Elisabeth Rochat de la Vallé in her talk Art of the Heart says that, “the reactions of the heart depend on the inner disposition – tendencies, ideas, emotions, etc which are within the heart….(and that) the heart is responsible for the correctness or for any distortion in the course of the qi.”
So Qi then is more than just the material substance that moves through our blood vessels and bodily system that is both the trigger for change and the substances that the changes are made of. Qi is also the inherent knowing or intelligence which inspires the processes to occur in the first place. These processes do not take place due to embedded instructions in our genetic makeup rather depend on a catalyst or culture medium within the body to initiate growth or destruction.
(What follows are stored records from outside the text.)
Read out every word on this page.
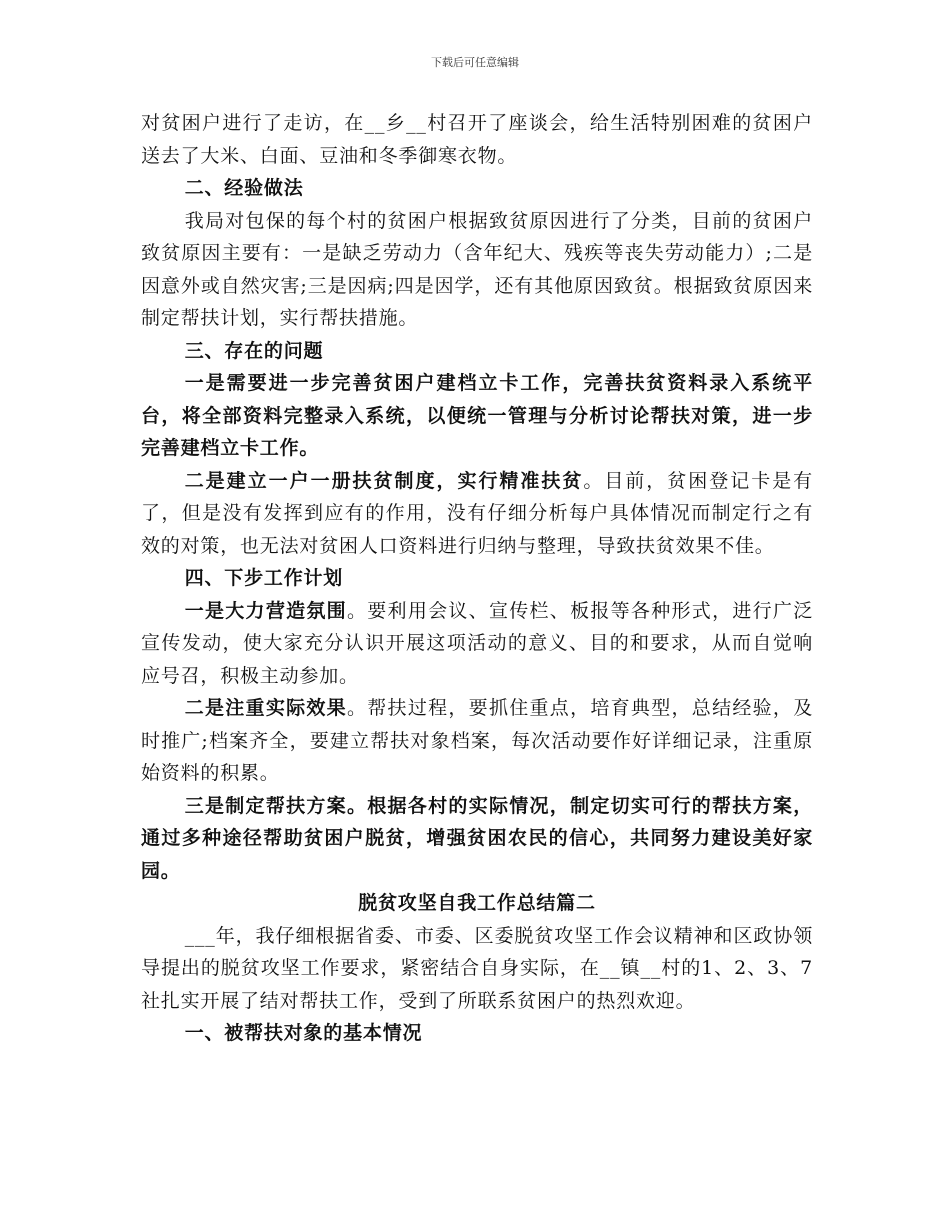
下载后可任意编辑

对贫困户进行了走访，在__乡__村召开了座谈会，给生活特别困难的贫困户送去了大米、白面、豆油和冬季御寒衣物。

二、经验做法

我局对包保的每个村的贫困户根据致贫原因进行了分类，目前的贫困户致贫原因主要有：一是缺乏劳动力（含年纪大、残疾等丧失劳动能力）;二是因意外或自然灾害;三是因病;四是因学，还有其他原因致贫。根据致贫原因来制定帮扶计划，实行帮扶措施。

三、存在的问题

一是需要进一步完善贫困户建档立卡工作，完善扶贫资料录入系统平台，将全部资料完整录入系统，以便统一管理与分析讨论帮扶对策，进一步完善建档立卡工作。

二是建立一户一册扶贫制度，实行精准扶贫。目前，贫困登记卡是有了，但是没有发挥到应有的作用，没有仔细分析每户具体情况而制定行之有效的对策，也无法对贫困人口资料进行归纳与整理，导致扶贫效果不佳。

四、下步工作计划

一是大力营造氛围。要利用会议、宣传栏、板报等各种形式，进行广泛宣传发动，使大家充分认识开展这项活动的意义、目的和要求，从而自觉响应号召，积极主动参加。

二是注重实际效果。帮扶过程，要抓住重点，培育典型，总结经验，及时推广;档案齐全，要建立帮扶对象档案，每次活动要作好详细记录，注重原始资料的积累。

三是制定帮扶方案。根据各村的实际情况，制定切实可行的帮扶方案，通过多种途径帮助贫困户脱贫，增强贫困农民的信心，共同努力建设美好家园。

脱贫攻坚自我工作总结篇二

___年，我仔细根据省委、市委、区委脱贫攻坚工作会议精神和区政协领导提出的脱贫攻坚工作要求，紧密结合自身实际，在__镇__村的1、2、3、7社扎实开展了结对帮扶工作，受到了所联系贫困户的热烈欢迎。

一、被帮扶对象的基本情况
As we have learnt this catalyst is the Heart or Shen within Chinese medicine and the brain within western medicine.
So if the Heart, or let’s say the mind for arguments sake, can influence the course of Qi, or lets say vital substances and their ability to do their function, then we are now starting to see a lot of parallels between the TCM and western biomedical science.
Ultimately Rochat de la Vallé says that our state of health is “dependent on the way that the heart is able to follow the natural order” which is almost a perfect definition for finding harmony with the Dao. This same process is the way daoist masters have endeavoured to cultivate Qi, discover immortality and aligning themselves with the Dao.
So what does Qi mean for us Yin Yoga practitioners and how do we connect with it? We know of course that this term energy is a mistranslation. We know that it is the material potential for transformation of the vital substances within the body but also the resonance that inspires transformation to occur. We also know that the health of your Qi is indivisible with the spirit or mind and when you are more, lets say “aligned” then your state of Qi will be harmonious and healthy.
I’d like end by reflecting back upon Jarret’s translation of the Dao. For me this is a true definition of how we can harmonise our state of Qi. It is “the way one comes to see and understand oneself”.